I get My Bloody Valentine, Loveless: I had first seen them on 120 Minutes (I could blog a whole lot about that too!) and I, in 19-fucking-94 did not own a CD player yet. I wanted the tape so badly tho, I think I all but hugged the dude from Best Buy when he found it for me. I listened on a walkmen in the family Ford Explorer on Hwy 41/45 going north. Later I played it while my mother was giving me driving lessons. She made me take it off. For some reason I thought she might like it. I wrote about it in my school newspaper. Of course crushed on Belinda Butcher.

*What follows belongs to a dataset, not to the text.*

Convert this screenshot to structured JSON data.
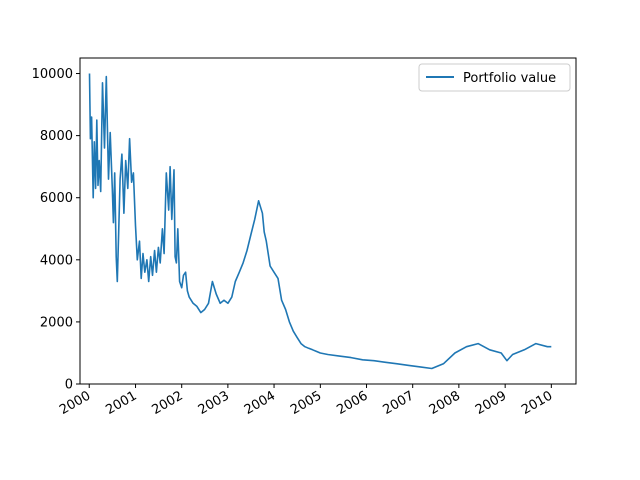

I get Bugskull, Phantasies and Senseitions: I read that it was groundbreaking and incredible in Alternative Press, this was 94/95 before that magazine became devoted to Emo. First song reminds me of the beginning of St Pepper's, and then the song once it begins reminds me of disco. I like the weirder songs better than the normaler ones. One song is a sloppy watery beat with a phone message from someone named 'Big Ronnie'. Short. My favorite song is called Recoder.

Friday, March 02, 2007

The very first post on this blog (when I thought it would be strictly poesy damaged) was about Bill Luoma's Works and Days. I think I can safely it's one of my favorite books, not that I'm too well-read or anything. It makes sense to give it the sentimental designation 'favorite', because as Alice Notley says on the back (and Anselm Berrigan said in a review of the book I read in an old Po Proj newsletter at Zack's house) (Zack has these old issues of the Po Proj newsletter which John gave to him)(love you John), but like I was saying both of them remark how readable this book is. And I just realized in an more subjective way that no part of it, not even Astrophysics &You or The Annotated My Trip To NYC, projects BOOK outwardly. So much poetry, even terrific poetry, projects BOOK at a little point in the air midway between you and it. But when I read Works & Days I see no projection between me and the book. None of it feels like it was written to be published. How often can one say they read a book and it feels that way? So there are all kinds of words I could throw around here. Maybe 'intimacy' and 'the work of art in the age of mechanical reproduction' are on a teeter totter in my mind. In My Trip To NYC, I like the first sentence of each paragraph, and want to read more. 'Jennifer can smoke and I really like her style.' 'Evan and Steve have an 85% hit ratio.' 'I admired the way one side of Cindy's hair fell longer and eyeward.' 'There was an ump named Norm who liked Douglass and he's still the best ump in the league.' Almost all of the beginning sentences of paragraphs have a person's name in them. At first I wondered if there was a method used to write them. Maybe not knowing exactly what this method was detracted from my understanding of it... Now, after reading through it again, I'm not so worried about that.